Table 4: Chi-square probabilities. To use this table, first figure out how many degrees of freedom you have (#categories – 1). Then, in that row only, compare your value to the values in the table. If your value is larger than a given value, you can say that “If the null hypothesis is true, the probability of observing such extreme results is less than 0.05”.
| df | Probability = 0.05 |
|---|---|
| 1 | 3.840 |
| 2 | 5.991 |
| 3 | 7.815 |
| 4 | 9.488 |
Part II: Independent assortment
Mendel concluded that the pea plants he was studying exhibited independent assortment when considering more than one trait. This means that the allele of one gene that ends up in a gamete as a result of meiosis has no influence on which allele from another gene ends up in the same gamete. Due to the alignment of chromosomes on the metaphase plate during meiosis, this is true for genes that are physically located on different chromosomes. However, crossing over also makes this true for genes that are located a fair distance apart on the same chromosome. It does not hold for genes that are located nearby on the same chromosome, despite crossing over. Such genes are said to be ‘linked’. Considering that your corn ear is a result of a cross between dihybrids, what is the expected number of each phenotype? Copy the observed values from Table 1.

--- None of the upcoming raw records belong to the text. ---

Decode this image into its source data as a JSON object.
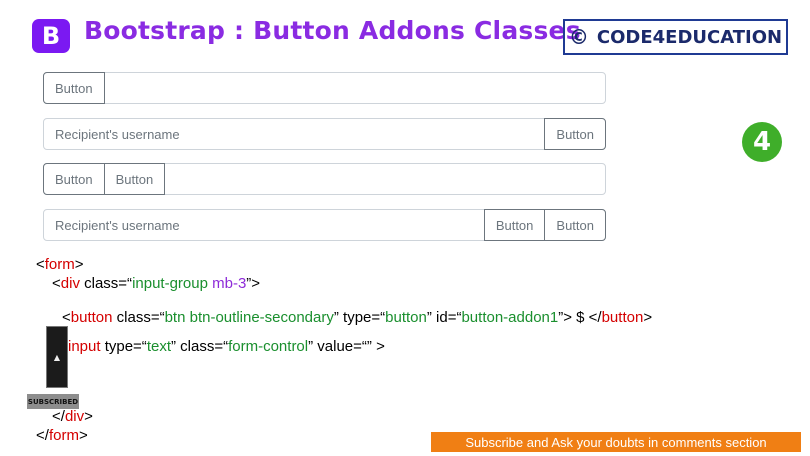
{
  "header": {
    "logo_letter": "B",
    "title": "Bootstrap : Button Addons Classes",
    "brand_symbol": "©",
    "brand_name": "CODE4EDUCATION"
  },
  "groups": [
    {
      "buttons_left": [
        "Button"
      ],
      "placeholder": "",
      "buttons_right": []
    },
    {
      "buttons_left": [],
      "placeholder": "Recipient's username",
      "buttons_right": [
        "Button"
      ]
    },
    {
      "buttons_left": [
        "Button",
        "Button"
      ],
      "placeholder": "",
      "buttons_right": []
    },
    {
      "buttons_left": [],
      "placeholder": "Recipient's username",
      "buttons_right": [
        "Button",
        "Button"
      ]
    }
  ],
  "side_logo": "4",
  "code": {
    "line1_open": "<",
    "line1_tag": "form",
    "line1_close": ">",
    "line2_open": "<",
    "line2_tag": "div",
    "line2_attr": " class=“",
    "line2_val": "input-group",
    "line2_valp": " mb-3",
    "line2_close": "”>",
    "line3_open": "<",
    "line3_tag": "button",
    "line3_attr1": " class=“",
    "line3_val1": "btn btn-outline-secondary",
    "line3_attr2": "” type=“",
    "line3_val2": "button",
    "line3_attr3": "” id=“",
    "line3_val3": "button-addon1",
    "line3_mid": "”> $ </",
    "line3_tag2": "button",
    "line3_close": ">",
    "line4_tag": "input",
    "line4_attr1": " type=“",
    "line4_val1": "text",
    "line4_attr2": "” class=“",
    "line4_val2": "form-control",
    "line4_attr3": "” value=“” >",
    "line5_open": "</",
    "line5_tag": "div",
    "line5_close": ">",
    "line6_open": "</",
    "line6_tag": "form",
    "line6_close": ">"
  },
  "subscribe_badge": "SUBSCRIBED",
  "banner": "Subscribe and Ask your doubts in comments section"
}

What is your null hypothesis regarding whether there is independent assortment? What is your alternate hypothesis? Calculate the Χ2 value for each ear of corn you studied. Compare it to the critical values listed in Table 3. How many degrees of freedom are there in this case? χ2: What do you conclude regarding your null and alternate hypotheses? What can you say about the location of these two genes relative to one another.? Are they assorting independently?